Comme dans tout pays surendetté et mal géré, la toute première décision du nouveau Gouvernement fut d'annoncer la renégociation de ses échéances budgétaires avec Bruxelles. Notre déficit a de nouveau «dérapé», tandis que la dette continue sa progression et frôle aujourd'hui les 2000 milliards d'euros.
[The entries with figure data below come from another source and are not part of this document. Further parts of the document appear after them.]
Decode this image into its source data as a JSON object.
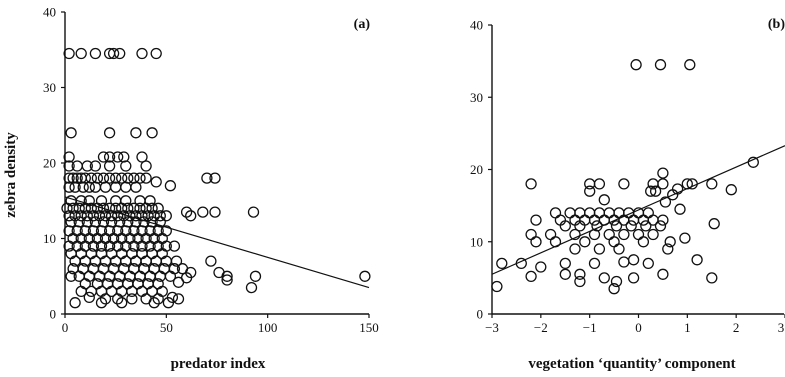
{
  "chart_data": [
    {
      "type": "scatter",
      "panel_label": "(a)",
      "xlabel": "predator index",
      "ylabel": "zebra density",
      "xlim": [
        0,
        150
      ],
      "ylim": [
        0,
        40
      ],
      "x_ticks": [
        "0",
        "50",
        "100",
        "150"
      ],
      "y_ticks": [
        "0",
        "10",
        "20",
        "30",
        "40"
      ],
      "regression_line": {
        "x": [
          0,
          150
        ],
        "y": [
          15.5,
          3.5
        ]
      },
      "points": [
        [
          2,
          34.5
        ],
        [
          8,
          34.5
        ],
        [
          15,
          34.5
        ],
        [
          22,
          34.5
        ],
        [
          24,
          34.5
        ],
        [
          27,
          34.5
        ],
        [
          38,
          34.5
        ],
        [
          45,
          34.5
        ],
        [
          3,
          24
        ],
        [
          22,
          24
        ],
        [
          35,
          24
        ],
        [
          43,
          24
        ],
        [
          2,
          20.8
        ],
        [
          2,
          19.6
        ],
        [
          6,
          19.6
        ],
        [
          11,
          19.6
        ],
        [
          15,
          19.6
        ],
        [
          19,
          20.8
        ],
        [
          22,
          20.8
        ],
        [
          26,
          20.8
        ],
        [
          29,
          20.8
        ],
        [
          38,
          20.8
        ],
        [
          22,
          19.6
        ],
        [
          30,
          19.6
        ],
        [
          40,
          19.6
        ],
        [
          2,
          18
        ],
        [
          4,
          18
        ],
        [
          6,
          18
        ],
        [
          8,
          18
        ],
        [
          10,
          18
        ],
        [
          13,
          18
        ],
        [
          16,
          18
        ],
        [
          19,
          18
        ],
        [
          22,
          18
        ],
        [
          25,
          18
        ],
        [
          28,
          18
        ],
        [
          31,
          18
        ],
        [
          34,
          18
        ],
        [
          37,
          18
        ],
        [
          40,
          18
        ],
        [
          45,
          17.5
        ],
        [
          2,
          16.8
        ],
        [
          5,
          16.8
        ],
        [
          9,
          16.8
        ],
        [
          12,
          16.8
        ],
        [
          15,
          16.8
        ],
        [
          20,
          16.8
        ],
        [
          25,
          16.8
        ],
        [
          30,
          16.8
        ],
        [
          35,
          16.8
        ],
        [
          52,
          17
        ],
        [
          70,
          18
        ],
        [
          74,
          18
        ],
        [
          3,
          15
        ],
        [
          8,
          15
        ],
        [
          12,
          15
        ],
        [
          18,
          15
        ],
        [
          25,
          15
        ],
        [
          30,
          15
        ],
        [
          37,
          15
        ],
        [
          42,
          15
        ],
        [
          1,
          14
        ],
        [
          4,
          14
        ],
        [
          7,
          14
        ],
        [
          10,
          14
        ],
        [
          13,
          14
        ],
        [
          16,
          14
        ],
        [
          19,
          14
        ],
        [
          22,
          14
        ],
        [
          25,
          14
        ],
        [
          28,
          14
        ],
        [
          31,
          14
        ],
        [
          34,
          14
        ],
        [
          37,
          14
        ],
        [
          40,
          14
        ],
        [
          43,
          14
        ],
        [
          46,
          14
        ],
        [
          2,
          13
        ],
        [
          5,
          13
        ],
        [
          8,
          13
        ],
        [
          11,
          13
        ],
        [
          14,
          13
        ],
        [
          17,
          13
        ],
        [
          20,
          13
        ],
        [
          23,
          13
        ],
        [
          26,
          13
        ],
        [
          29,
          13
        ],
        [
          32,
          13
        ],
        [
          35,
          13
        ],
        [
          38,
          13
        ],
        [
          41,
          13
        ],
        [
          44,
          13
        ],
        [
          47,
          13
        ],
        [
          50,
          13
        ],
        [
          3,
          12.2
        ],
        [
          7,
          12.2
        ],
        [
          11,
          12.2
        ],
        [
          15,
          12.2
        ],
        [
          19,
          12.2
        ],
        [
          23,
          12.2
        ],
        [
          27,
          12.2
        ],
        [
          31,
          12.2
        ],
        [
          35,
          12.2
        ],
        [
          39,
          12.2
        ],
        [
          43,
          12.2
        ],
        [
          47,
          12.2
        ],
        [
          60,
          13.5
        ],
        [
          62,
          13
        ],
        [
          68,
          13.5
        ],
        [
          74,
          13.5
        ],
        [
          93,
          13.5
        ],
        [
          2,
          11
        ],
        [
          6,
          11
        ],
        [
          10,
          11
        ],
        [
          14,
          11
        ],
        [
          18,
          11
        ],
        [
          22,
          11
        ],
        [
          26,
          11
        ],
        [
          30,
          11
        ],
        [
          34,
          11
        ],
        [
          38,
          11
        ],
        [
          42,
          11
        ],
        [
          46,
          11
        ],
        [
          50,
          11
        ],
        [
          4,
          10
        ],
        [
          8,
          10
        ],
        [
          12,
          10
        ],
        [
          16,
          10
        ],
        [
          20,
          10
        ],
        [
          24,
          10
        ],
        [
          28,
          10
        ],
        [
          32,
          10
        ],
        [
          36,
          10
        ],
        [
          40,
          10
        ],
        [
          44,
          10
        ],
        [
          48,
          10
        ],
        [
          2,
          9
        ],
        [
          6,
          9
        ],
        [
          10,
          9
        ],
        [
          14,
          9
        ],
        [
          18,
          9
        ],
        [
          22,
          9
        ],
        [
          26,
          9
        ],
        [
          30,
          9
        ],
        [
          34,
          9
        ],
        [
          38,
          9
        ],
        [
          42,
          9
        ],
        [
          46,
          9
        ],
        [
          50,
          9
        ],
        [
          54,
          9
        ],
        [
          3,
          8
        ],
        [
          8,
          8
        ],
        [
          13,
          8
        ],
        [
          18,
          8
        ],
        [
          23,
          8
        ],
        [
          28,
          8
        ],
        [
          33,
          8
        ],
        [
          38,
          8
        ],
        [
          43,
          8
        ],
        [
          48,
          8
        ],
        [
          5,
          7
        ],
        [
          10,
          7
        ],
        [
          15,
          7
        ],
        [
          20,
          7
        ],
        [
          25,
          7
        ],
        [
          30,
          7
        ],
        [
          35,
          7
        ],
        [
          40,
          7
        ],
        [
          45,
          7
        ],
        [
          50,
          7
        ],
        [
          55,
          7
        ],
        [
          72,
          7
        ],
        [
          4,
          6
        ],
        [
          9,
          6
        ],
        [
          14,
          6
        ],
        [
          19,
          6
        ],
        [
          24,
          6
        ],
        [
          29,
          6
        ],
        [
          34,
          6
        ],
        [
          39,
          6
        ],
        [
          44,
          6
        ],
        [
          49,
          6
        ],
        [
          54,
          6
        ],
        [
          58,
          6
        ],
        [
          62,
          5.5
        ],
        [
          3,
          5
        ],
        [
          7,
          5
        ],
        [
          12,
          5
        ],
        [
          17,
          5
        ],
        [
          22,
          5
        ],
        [
          27,
          5
        ],
        [
          32,
          5
        ],
        [
          37,
          5
        ],
        [
          42,
          5
        ],
        [
          47,
          5
        ],
        [
          52,
          5
        ],
        [
          60,
          4.8
        ],
        [
          76,
          5.5
        ],
        [
          80,
          5
        ],
        [
          94,
          5
        ],
        [
          148,
          5
        ],
        [
          10,
          4
        ],
        [
          16,
          4
        ],
        [
          21,
          4
        ],
        [
          26,
          4
        ],
        [
          31,
          4
        ],
        [
          36,
          4
        ],
        [
          41,
          4
        ],
        [
          46,
          4
        ],
        [
          56,
          4.2
        ],
        [
          80,
          4.5
        ],
        [
          8,
          3
        ],
        [
          13,
          3
        ],
        [
          18,
          3
        ],
        [
          23,
          3
        ],
        [
          28,
          3
        ],
        [
          33,
          3
        ],
        [
          38,
          3
        ],
        [
          43,
          3
        ],
        [
          48,
          3
        ],
        [
          92,
          3.5
        ],
        [
          12,
          2.2
        ],
        [
          20,
          2
        ],
        [
          26,
          2
        ],
        [
          33,
          2
        ],
        [
          40,
          2
        ],
        [
          46,
          2
        ],
        [
          53,
          2.2
        ],
        [
          5,
          1.5
        ],
        [
          18,
          1.5
        ],
        [
          28,
          1.5
        ],
        [
          44,
          1.5
        ],
        [
          51,
          1.5
        ],
        [
          56,
          2
        ]
      ]
    },
    {
      "type": "scatter",
      "panel_label": "(b)",
      "xlabel": "vegetation ‘quantity’ component",
      "ylabel": "",
      "xlim": [
        -3,
        3
      ],
      "ylim": [
        0,
        40
      ],
      "x_ticks": [
        "−3",
        "−2",
        "−1",
        "0",
        "1",
        "2",
        "3"
      ],
      "y_ticks": [
        "0",
        "10",
        "20",
        "30",
        "40"
      ],
      "regression_line": {
        "x": [
          -3,
          3
        ],
        "y": [
          5.5,
          23.3
        ]
      },
      "points": [
        [
          -0.05,
          34.5
        ],
        [
          0.45,
          34.5
        ],
        [
          1.05,
          34.5
        ],
        [
          2.35,
          21
        ],
        [
          0.5,
          19.5
        ],
        [
          -2.2,
          18
        ],
        [
          -1.0,
          18
        ],
        [
          -0.8,
          18
        ],
        [
          -0.3,
          18
        ],
        [
          0.3,
          18
        ],
        [
          0.5,
          18
        ],
        [
          1.0,
          18
        ],
        [
          1.1,
          18
        ],
        [
          1.5,
          18
        ],
        [
          1.9,
          17.2
        ],
        [
          0.8,
          17.3
        ],
        [
          -1.0,
          17
        ],
        [
          0.25,
          17
        ],
        [
          0.35,
          17
        ],
        [
          0.7,
          16.5
        ],
        [
          -0.7,
          15.8
        ],
        [
          0.55,
          15.5
        ],
        [
          0.85,
          14.5
        ],
        [
          -1.7,
          14
        ],
        [
          -1.4,
          14
        ],
        [
          -1.2,
          14
        ],
        [
          -1.0,
          14
        ],
        [
          -0.8,
          14
        ],
        [
          -0.6,
          14
        ],
        [
          -0.4,
          14
        ],
        [
          -0.2,
          14
        ],
        [
          0.0,
          14
        ],
        [
          0.2,
          14
        ],
        [
          -2.1,
          13
        ],
        [
          -1.6,
          13
        ],
        [
          -1.3,
          13
        ],
        [
          -1.1,
          13
        ],
        [
          -0.9,
          13
        ],
        [
          -0.7,
          13
        ],
        [
          -0.5,
          13
        ],
        [
          -0.3,
          13
        ],
        [
          -0.1,
          13
        ],
        [
          0.1,
          13
        ],
        [
          0.3,
          13
        ],
        [
          0.5,
          13
        ],
        [
          -1.5,
          12.2
        ],
        [
          -1.2,
          12.2
        ],
        [
          -0.85,
          12.2
        ],
        [
          -0.45,
          12.2
        ],
        [
          -0.15,
          12.2
        ],
        [
          0.15,
          12.2
        ],
        [
          0.45,
          12.2
        ],
        [
          1.55,
          12.5
        ],
        [
          -2.2,
          11
        ],
        [
          -1.8,
          11
        ],
        [
          -1.3,
          11
        ],
        [
          -0.9,
          11
        ],
        [
          -0.6,
          11
        ],
        [
          -0.3,
          11
        ],
        [
          0.0,
          11
        ],
        [
          0.3,
          11
        ],
        [
          -2.1,
          10
        ],
        [
          -1.7,
          10
        ],
        [
          -1.1,
          10
        ],
        [
          -0.5,
          10
        ],
        [
          0.1,
          10
        ],
        [
          0.65,
          10
        ],
        [
          0.95,
          10.5
        ],
        [
          -1.3,
          9
        ],
        [
          -0.8,
          9
        ],
        [
          -0.4,
          9
        ],
        [
          0.6,
          9
        ],
        [
          -2.8,
          7
        ],
        [
          -2.4,
          7
        ],
        [
          -1.5,
          7
        ],
        [
          -0.9,
          7
        ],
        [
          -0.3,
          7.2
        ],
        [
          0.2,
          7
        ],
        [
          -0.1,
          7.5
        ],
        [
          -2.0,
          6.5
        ],
        [
          -1.5,
          5.5
        ],
        [
          -1.2,
          5.5
        ],
        [
          -0.7,
          5
        ],
        [
          -0.45,
          4.5
        ],
        [
          -0.1,
          5
        ],
        [
          0.5,
          5.5
        ],
        [
          1.5,
          5
        ],
        [
          -2.9,
          3.8
        ],
        [
          -2.2,
          5.2
        ],
        [
          -1.2,
          4.5
        ],
        [
          -0.5,
          3.5
        ],
        [
          1.2,
          7.5
        ]
      ]
    }
  ]
}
David Hume, le père des «Lumières Ecossaises», proclame toute son horreur de la dette publique, et propose des solutions que nous pourrions bien méditer.

« La dette est avant tout une lâcheté morale, qui consiste à faire payer ses excès à ses enfants ».

La dette est à la base de tous nos problèmes économiques, et rien n’est fait par nos gouvernements pour que cela change vraiment ni pour encourager l'investissement voir une épargne productive.

Hume analyse également les conséquences politiques du surendettement. «On s'aperçoit toujours qu'un gouvernement qui a hypothéqué tous ses revenus sombre nécessairement dans un état de langueur, d'inactivité et d'impuissance», car il dispose de marges de manœuvre extrêmement limitées.
Langueur, impuissance ? Vous pensez à quelqu'un en particulier ?
A un certain niveau d'endettement, la spirale des intérêts à rembourser et des créances à renouveler rend pratiquement impossible tout retour en arrière. On sait déjà que les fameux 50 milliards d'économies promises par le Président de la République, ne suffiront même pas à enrayer la hausse des dépenses publiques… «Soit la nation doit détruire le crédit public, soit le crédit public doit détruire la nation», conclut Hume : il s'agit d'une lutte pour la survie. Et il avance une solution radicale fondée sur l'idée qu’en matière d'endettement, aucun remède ne peut être pire que le mal et que : la banqueroute ! Est la seule solution pour remettre les comptes à zéro, et pour redonner une impulsion au pays. Il faut ruiner les rentiers pour sauver la jeunesse : «Des milliers d'hommes sacrifiés pour en sauver des millions».